Ex-Nevada deputy attorney Tudor Chirila Jr. arrested for 1972 Nancy Anderson murder
A former Nevada deputy attorney general who was tied to the infamous Mustang Ranch brothel has been arrested in the brutal murder of a teenage girl 50 years ago in Hawaii.
Tudor Chirila Jr., 77, was arrested in Reno and has been charged with second-degree murder after DNA evidence linked him to the fatal stabbing of 19-year-old Nancy Anderson in 1972.
Anderson — who had moved to the island state after graduating high school in Michigan a year earlier — was stabbed more than 60 times inside her Waikiki apartment on Jan. 7, 1972, police said.
Local police never gave up on finding her killer — even a half-a-century later.
Investigators reopened the cold case multiple times and investigated several suspects over the years. They questioned door-to-door knife salesmen who knocked on Anderson’s door just hours before her killing as well as her former boyfriends and the property manager of her apartment building.
The salesmen volunteered their fingerprints which were not matches and passed polygraph tests. The other suspects proved to be dead-ends as well.

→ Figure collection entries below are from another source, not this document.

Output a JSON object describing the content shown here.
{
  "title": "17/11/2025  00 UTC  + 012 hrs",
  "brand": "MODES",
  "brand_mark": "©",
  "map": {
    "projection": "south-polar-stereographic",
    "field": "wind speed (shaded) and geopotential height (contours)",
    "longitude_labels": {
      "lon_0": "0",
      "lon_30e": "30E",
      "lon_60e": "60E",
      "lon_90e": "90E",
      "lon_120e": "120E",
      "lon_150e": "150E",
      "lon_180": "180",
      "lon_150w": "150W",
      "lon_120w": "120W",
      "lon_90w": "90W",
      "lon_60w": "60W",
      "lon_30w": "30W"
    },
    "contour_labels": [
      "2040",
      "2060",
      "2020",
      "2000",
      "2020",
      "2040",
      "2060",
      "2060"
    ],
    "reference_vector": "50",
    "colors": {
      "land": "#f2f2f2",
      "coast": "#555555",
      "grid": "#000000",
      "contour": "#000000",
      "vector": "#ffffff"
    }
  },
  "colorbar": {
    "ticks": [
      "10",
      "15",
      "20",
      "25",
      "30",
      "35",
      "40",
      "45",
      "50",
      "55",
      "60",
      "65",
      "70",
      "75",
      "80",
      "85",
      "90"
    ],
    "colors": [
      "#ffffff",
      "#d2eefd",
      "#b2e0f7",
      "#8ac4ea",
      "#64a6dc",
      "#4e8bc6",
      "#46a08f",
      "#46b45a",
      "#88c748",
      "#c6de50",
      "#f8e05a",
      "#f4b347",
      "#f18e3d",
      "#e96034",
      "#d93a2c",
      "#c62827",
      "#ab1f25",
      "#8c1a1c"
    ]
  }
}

Investigators finally got a solid lead this year after receiving a tip in December that Chirila could be a suspect, according to the criminal complaint.
Police were able to confirm him as a prime suspect after obtaining a DNA sample from his son, John Chirila of Newport Beach, California in March. The sample identified the younger Chirila as the biological child of the person whose DNA was found at the crime scene, the criminal complaint stated.
Last week, Reno police executed a search warrant and collected a DNA sample directly from Tudor Chirila at his Reno apartment.
Two days later, on Sept. 8, Chirila attempted suicide and on Wednesday, he was arrested and booked into the county jail in Reno, where he is being held without bail on a charge of being a fugitive from another state.
Chirila, a longtime attorney in Reno, Carson City and the Lake Tahoe area, served as deputy attorney general following Anderson’s murder in the late 1970s. He ran for the Nevada Supreme Court in 1994, but lost.
The murder charge is not the attorney’s first run-in with the law outside his profession.
In a 1998 federal indictment, US prosecutors in Reno identified him as the former president of a company, A.G.E. Corp., that served as a front for Nevada brothel boss Joe Conforte.
The indictment accused Conforte and others of being part of an elaborate conspiracy to defraud the government in bankruptcy proceedings when the Mustang Ranch brothel east of Reno was seized by the IRS, sold for back taxes in 1990 and illegally repurchased by Conforte and his cohorts.
The government claimed Conforte hid his assets during bankruptcy proceedings to cheat the government and buy back the legal brothel under the hidden ownership of A.G.E. Corp.
Chirila testified as a government witness and acknowledged that he was aware the corporation was owned and controlled by Conforte, who disappeared — likely to South America — when the case went to trial in 1999.